Out-Law News 2 min. read
01 Feb 2013, 9:55 am
The announcement by the Financial Services Authority (FSA) follows its scrutiny of the banks' proposed approaches to reviewing sales. The regulator announced that it had found "serious failings" in the ways that Barclays, HSBC, Lloyds and RBS had sold IRHPs, or 'swaps', in June last year.
The work on the pilot review confirmed the regulator's initial findings of mis-selling, it said. Over 90% of 173 sales made to 'non-sophisticated' customers, such as individuals or small businesses, did not comply with at least one or more regulatory requirement, it said. Although it acknowledged that the "typically more complex" cases in the sample would not necessarily be representative of all sales, compensation would likely be due in a "significant proportion" of those 173 cases, it said.
Eligible customers would be contacted automatically by their banks, the FSA said.
"This marks significant progress in our review of these products," said Martin Wheatley, chief executive-designate of the new Financial Conduct Authority (FCA). "We believe that our work will ensure a fair and reasonable outcome for small and unsophisticated businesses. Small businesses will now see the result of the review as the banks look at their individual cases. Where redress is due, businesses will be put back into the position they should have been without the mis-sale."
Results of the FSA's review of sales by six other banks would be published by 14 February, the regulator said. Allied Irish Bank, Bank of Ireland, Clydesdale and Yorkshire banks, Co-operative Bank and Santander UK joined the review voluntarily after the FSA began its investigation of the larger banks.
IRHPs provide borrowers with protection against changes in interest rates by locking in net cash outflow to a fixed interest rate. The product is designed so that the swap provider, which is usually the bank that provided the underlying loan, covers the cost of increased payments if the interest rate rises while customers have to pay the bank if rates fall. Simple products merely fix an upper limit to the interest rate on a loan, while more complex 'structured collars' introduce a degree of interest rate speculation to the transaction. In all cases, customers risk having to make higher payments than anticipated if the market does not perform as expected.
In its June announcement, the FSA said that sales staff at the banks had failed to properly ascertain whether customers understood the risks associated with the product they were buying, and that some products had been 'over-hedged', meaning that the amount or duration of the arrangement was disproportionate to the underlying loan. Customers had also not been notified that large exit fees could apply if they wanted to cancel the arrangements.
In a report (20-page / 425KB PDF) setting out the principles the four banks had agreed to follow when conducting their reviews of individual sales, the FSA said that customers should be put "back in the position they would have been in had the breach of regulatory requirements not occurred". Potential redress could include cancelling the swap and refunding all payments, or transferring the customer to a more suitable product. However, no compensation will be given to customers if "it is reasonable to conclude that ... the customer would still have bought the same product, or the customer suffered no loss".

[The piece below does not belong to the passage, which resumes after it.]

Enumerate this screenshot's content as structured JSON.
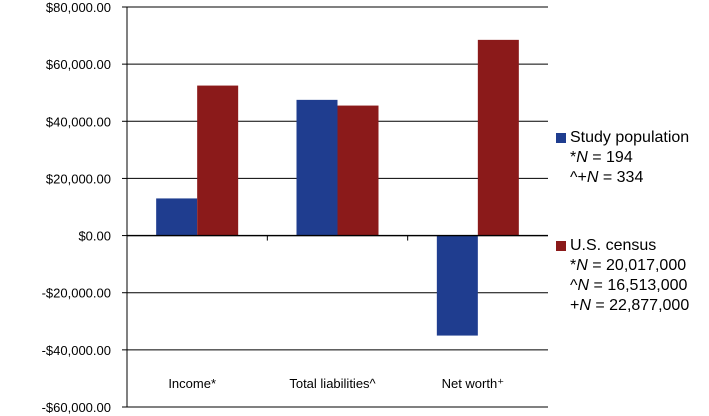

Banks will also be asked to consider customers' additional, or 'consequential', losses, which could include overdraft charges or the cost of additional borrowing needed to meet the repayments. For customers to be eligible for compensation, the loss must have been caused by the regulatory breach and "reasonably foreseeable" at the time the breach occurred.
The FSA has also revised its original eligibility criteria, in order to ensure that small businesses that were unlikely to understand the risk of the product that they purchased will be eligible to have the sale reviewed. It will now include those businesses, such as bed and breakfast businesses, which would previously have been ineligible due to their large numbers of seasonal workers. However more sophisticated small businesses, such as small subsidiaries of multi-national companies, will now be excluded.